The second Friday would be the day we gave drink to the thirsty. My friend Hugh Hollowell works with the poor every day and suggests that we could buy a sleeve of bottled water and keep it in a cooler in our car. Or we could pick up an extra bottle of water on our way in to work so we’d be ready to share with someone who needs it. We may also share the spiritual water of our Lord Jesus Christ. As Jesus says in John 4:14, “but whosoever drinketh of the water that I shall give him shall never thirst; but the water that I shall give him shall become in him a well of water springing up unto eternal life.”

What would be the impact on the watching world if on the third Friday of Lent we were to run a clothing drive and bring clothing down to homeless shelters or Crisis Pregnancy centers? We could overflow the clothing bins that are in every strip mall parking lot. We could literally clothe the naked.

The fourth week is a bit tricky. It is the week where we would shelter the homeless. This might take a bit of ingenuity to accomplish. In simpler times it was not that unusual to take strangers into your homes for at least a short time. The Shunammite woman of  the Old Testament built a special room onto her house for Elisha. I know that some people still do a version of that but I don’t imagine it’s practical for most of us today. Large cities have homeless shelters. There may be an option to volunteer there. I’m certain that mopping a floor or two or just sitting with someone whose life has been shattered could do a great deal of good.

Most parishes regularly list the sick of the parish in the bulletin. We’re a family. Families visit each other in times of sickness. We all do that, don’t we?  Well, I don’t. But we could. Sure, it should be something we always do, but it would be a great start if, on the fifth week of Lent we could stop be to visit our sick church family members. I’m sure a covered dish and a half hour visit could brighten someone’s day.

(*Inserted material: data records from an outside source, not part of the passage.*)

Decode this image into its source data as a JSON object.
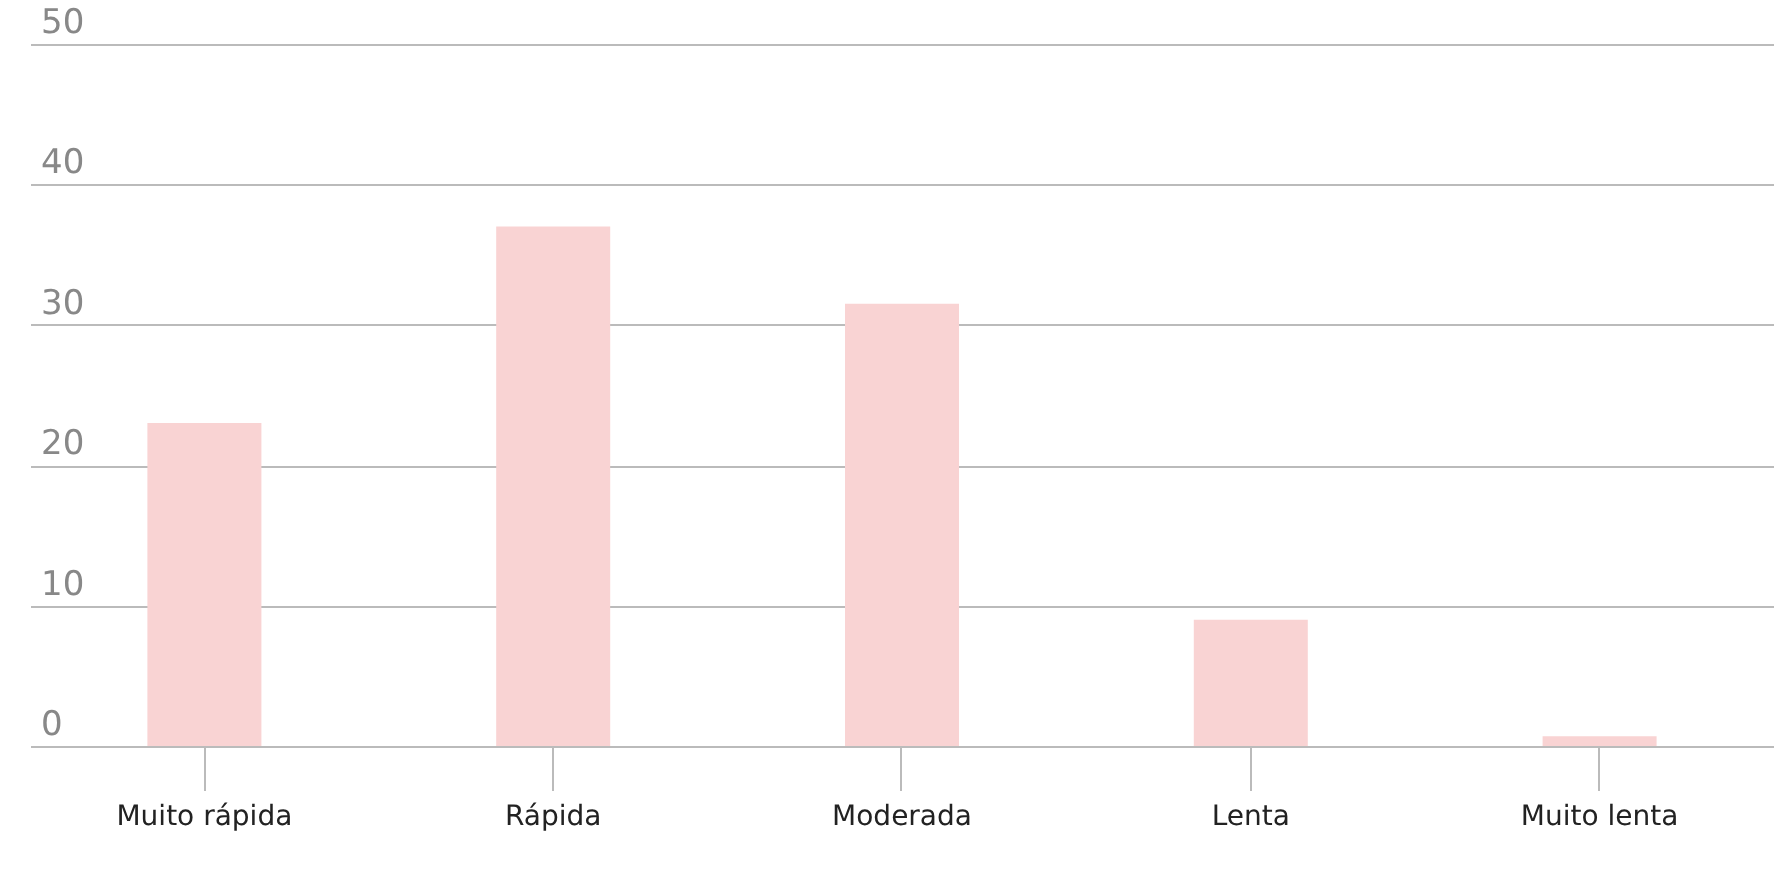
{
  "chart_data": {
    "type": "bar",
    "categories": [
      "Muito rápida",
      "Rápida",
      "Moderada",
      "Lenta",
      "Muito lenta"
    ],
    "values": [
      23,
      37,
      31.5,
      9,
      0.7
    ],
    "color": "#f9d3d3",
    "ylim": [
      0,
      50
    ],
    "yticks": [
      0,
      10,
      20,
      30,
      40,
      50
    ],
    "grid": "y"
  }
}
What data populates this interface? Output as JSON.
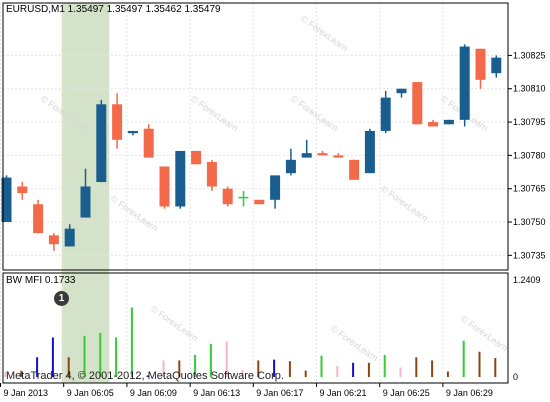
{
  "symbol_info": "EURUSD,M1  1.35497 1.35497 1.35462 1.35479",
  "indicator_info": "BW MFI 0.1733",
  "copyright": "MetaTrader 4, © 2001-2012, MetaQuotes Software Corp.",
  "marker_label": "1",
  "watermark_text": "© ForexLearn",
  "colors": {
    "bull": "#1a5e8f",
    "bear": "#f26a4a",
    "doji": "#2ecc40",
    "highlight": "#d3e2c9",
    "grid": "#e4e4e4",
    "mfi_green": "#33cc33",
    "mfi_brown": "#8b4513",
    "mfi_blue": "#1010c8",
    "mfi_pink": "#f4b6c8"
  },
  "chart_data": [
    {
      "type": "candlestick",
      "ylim": [
        1.30732,
        1.30845
      ],
      "y_ticks": [
        "1.30825",
        "1.30810",
        "1.30795",
        "1.30780",
        "1.30765",
        "1.30750",
        "1.30735"
      ],
      "candles": [
        {
          "dir": "bull",
          "o": 1.3075,
          "h": 1.30771,
          "l": 1.3075,
          "c": 1.3077
        },
        {
          "dir": "bear",
          "o": 1.30766,
          "h": 1.30768,
          "l": 1.3076,
          "c": 1.30763
        },
        {
          "dir": "bear",
          "o": 1.30758,
          "h": 1.3076,
          "l": 1.30745,
          "c": 1.30745
        },
        {
          "dir": "bear",
          "o": 1.30744,
          "h": 1.30745,
          "l": 1.30737,
          "c": 1.3074
        },
        {
          "dir": "bull",
          "o": 1.30739,
          "h": 1.30749,
          "l": 1.30739,
          "c": 1.30747
        },
        {
          "dir": "bull",
          "o": 1.30752,
          "h": 1.30774,
          "l": 1.30752,
          "c": 1.30766
        },
        {
          "dir": "bull",
          "o": 1.30768,
          "h": 1.30805,
          "l": 1.30768,
          "c": 1.30803
        },
        {
          "dir": "bear",
          "o": 1.30803,
          "h": 1.30808,
          "l": 1.30783,
          "c": 1.30787
        },
        {
          "dir": "bull",
          "o": 1.3079,
          "h": 1.30791,
          "l": 1.30789,
          "c": 1.30791
        },
        {
          "dir": "bear",
          "o": 1.30792,
          "h": 1.30794,
          "l": 1.30779,
          "c": 1.30779
        },
        {
          "dir": "bear",
          "o": 1.30775,
          "h": 1.30775,
          "l": 1.30756,
          "c": 1.30757
        },
        {
          "dir": "bull",
          "o": 1.30757,
          "h": 1.30782,
          "l": 1.30756,
          "c": 1.30782
        },
        {
          "dir": "bear",
          "o": 1.30782,
          "h": 1.30782,
          "l": 1.30776,
          "c": 1.30776
        },
        {
          "dir": "bear",
          "o": 1.30777,
          "h": 1.30778,
          "l": 1.30764,
          "c": 1.30766
        },
        {
          "dir": "bear",
          "o": 1.30765,
          "h": 1.30766,
          "l": 1.30757,
          "c": 1.30758
        },
        {
          "dir": "doji",
          "o": 1.30761,
          "h": 1.30764,
          "l": 1.30757,
          "c": 1.30761
        },
        {
          "dir": "bear",
          "o": 1.3076,
          "h": 1.3076,
          "l": 1.30758,
          "c": 1.30758
        },
        {
          "dir": "bull",
          "o": 1.3076,
          "h": 1.30771,
          "l": 1.30756,
          "c": 1.30771
        },
        {
          "dir": "bull",
          "o": 1.30772,
          "h": 1.30783,
          "l": 1.30771,
          "c": 1.30778
        },
        {
          "dir": "bull",
          "o": 1.30779,
          "h": 1.30787,
          "l": 1.30779,
          "c": 1.30781
        },
        {
          "dir": "bear",
          "o": 1.30781,
          "h": 1.30782,
          "l": 1.3078,
          "c": 1.3078
        },
        {
          "dir": "bear",
          "o": 1.3078,
          "h": 1.30781,
          "l": 1.30779,
          "c": 1.30779
        },
        {
          "dir": "bear",
          "o": 1.30778,
          "h": 1.30778,
          "l": 1.30769,
          "c": 1.30769
        },
        {
          "dir": "bull",
          "o": 1.30772,
          "h": 1.30792,
          "l": 1.30772,
          "c": 1.30791
        },
        {
          "dir": "bull",
          "o": 1.30791,
          "h": 1.30809,
          "l": 1.3079,
          "c": 1.30806
        },
        {
          "dir": "bull",
          "o": 1.30808,
          "h": 1.3081,
          "l": 1.30806,
          "c": 1.3081
        },
        {
          "dir": "bear",
          "o": 1.30813,
          "h": 1.30813,
          "l": 1.30794,
          "c": 1.30794
        },
        {
          "dir": "bear",
          "o": 1.30795,
          "h": 1.30796,
          "l": 1.30793,
          "c": 1.30793
        },
        {
          "dir": "bull",
          "o": 1.30794,
          "h": 1.30796,
          "l": 1.30794,
          "c": 1.30796
        },
        {
          "dir": "bull",
          "o": 1.30796,
          "h": 1.3083,
          "l": 1.30793,
          "c": 1.30829
        },
        {
          "dir": "bear",
          "o": 1.30828,
          "h": 1.30828,
          "l": 1.3081,
          "c": 1.30814
        },
        {
          "dir": "bull",
          "o": 1.30817,
          "h": 1.30825,
          "l": 1.30815,
          "c": 1.30824
        }
      ]
    },
    {
      "type": "bar",
      "title": "BW MFI",
      "ylim": [
        0,
        1.2409
      ],
      "y_ticks": [
        "1.2409",
        "0"
      ],
      "bars": [
        {
          "v": 0.07,
          "c": "pink"
        },
        {
          "v": 0.08,
          "c": "brown"
        },
        {
          "v": 0.25,
          "c": "blue"
        },
        {
          "v": 0.5,
          "c": "blue"
        },
        {
          "v": 0.25,
          "c": "brown"
        },
        {
          "v": 0.52,
          "c": "green"
        },
        {
          "v": 0.56,
          "c": "green"
        },
        {
          "v": 0.5,
          "c": "green"
        },
        {
          "v": 0.88,
          "c": "green"
        },
        {
          "v": 0.02,
          "c": "blue"
        },
        {
          "v": 0.21,
          "c": "pink"
        },
        {
          "v": 0.21,
          "c": "brown"
        },
        {
          "v": 0.28,
          "c": "green"
        },
        {
          "v": 0.42,
          "c": "green"
        },
        {
          "v": 0.45,
          "c": "pink"
        },
        {
          "v": 0.09,
          "c": "pink"
        },
        {
          "v": 0.21,
          "c": "brown"
        },
        {
          "v": 0.22,
          "c": "blue"
        },
        {
          "v": 0.2,
          "c": "brown"
        },
        {
          "v": 0.08,
          "c": "brown"
        },
        {
          "v": 0.27,
          "c": "green"
        },
        {
          "v": 0.14,
          "c": "pink"
        },
        {
          "v": 0.18,
          "c": "blue"
        },
        {
          "v": 0.18,
          "c": "brown"
        },
        {
          "v": 0.28,
          "c": "green"
        },
        {
          "v": 0.12,
          "c": "pink"
        },
        {
          "v": 0.25,
          "c": "brown"
        },
        {
          "v": 0.21,
          "c": "brown"
        },
        {
          "v": 0.07,
          "c": "brown"
        },
        {
          "v": 0.46,
          "c": "green"
        },
        {
          "v": 0.32,
          "c": "brown"
        },
        {
          "v": 0.24,
          "c": "brown"
        }
      ]
    }
  ],
  "x_axis": {
    "labels": [
      {
        "text": "9 Jan 2013",
        "idx": 0
      },
      {
        "text": "9 Jan 06:05",
        "idx": 4
      },
      {
        "text": "9 Jan 06:09",
        "idx": 8
      },
      {
        "text": "9 Jan 06:13",
        "idx": 12
      },
      {
        "text": "9 Jan 06:17",
        "idx": 16
      },
      {
        "text": "9 Jan 06:21",
        "idx": 20
      },
      {
        "text": "9 Jan 06:25",
        "idx": 24
      },
      {
        "text": "9 Jan 06:29",
        "idx": 28
      }
    ]
  },
  "highlight": {
    "from_idx": 4,
    "to_idx": 6
  }
}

Have you ever done prison visits? That is something I’ve had the opportunity to do. My wife is blessed with a great voice as well as a tender spirit that moves people when she sings. I’ve visited prisons with her where she would sing and someone would share a devotional thought. As Catholics we are to visit those who are incarcerated. The sixth week of Lent could be the time to do that. You could brighten the day of someone who goes long stretches of time without a visit. Your smile would go a long way.

Truthfully, I don’t know how you’d complete the last work. It’s the burying of the dead. I guess you’d need some special cooperation on the part of the person you’d be helping!

I think we could truly make a great impression on people were we to perform regular acts of kindness. It was Tertullian who noted that the early Christians would “support and bury poor people, supply the wants of boys and girls destitute of means and parents… and of old persons confined now to the house; But it is mainly the deeds of a love so noble that lead many to put a brand upon us. See, they say, how they love one another.”

If only today, we could give our world a reason to say, “See how they love one another.”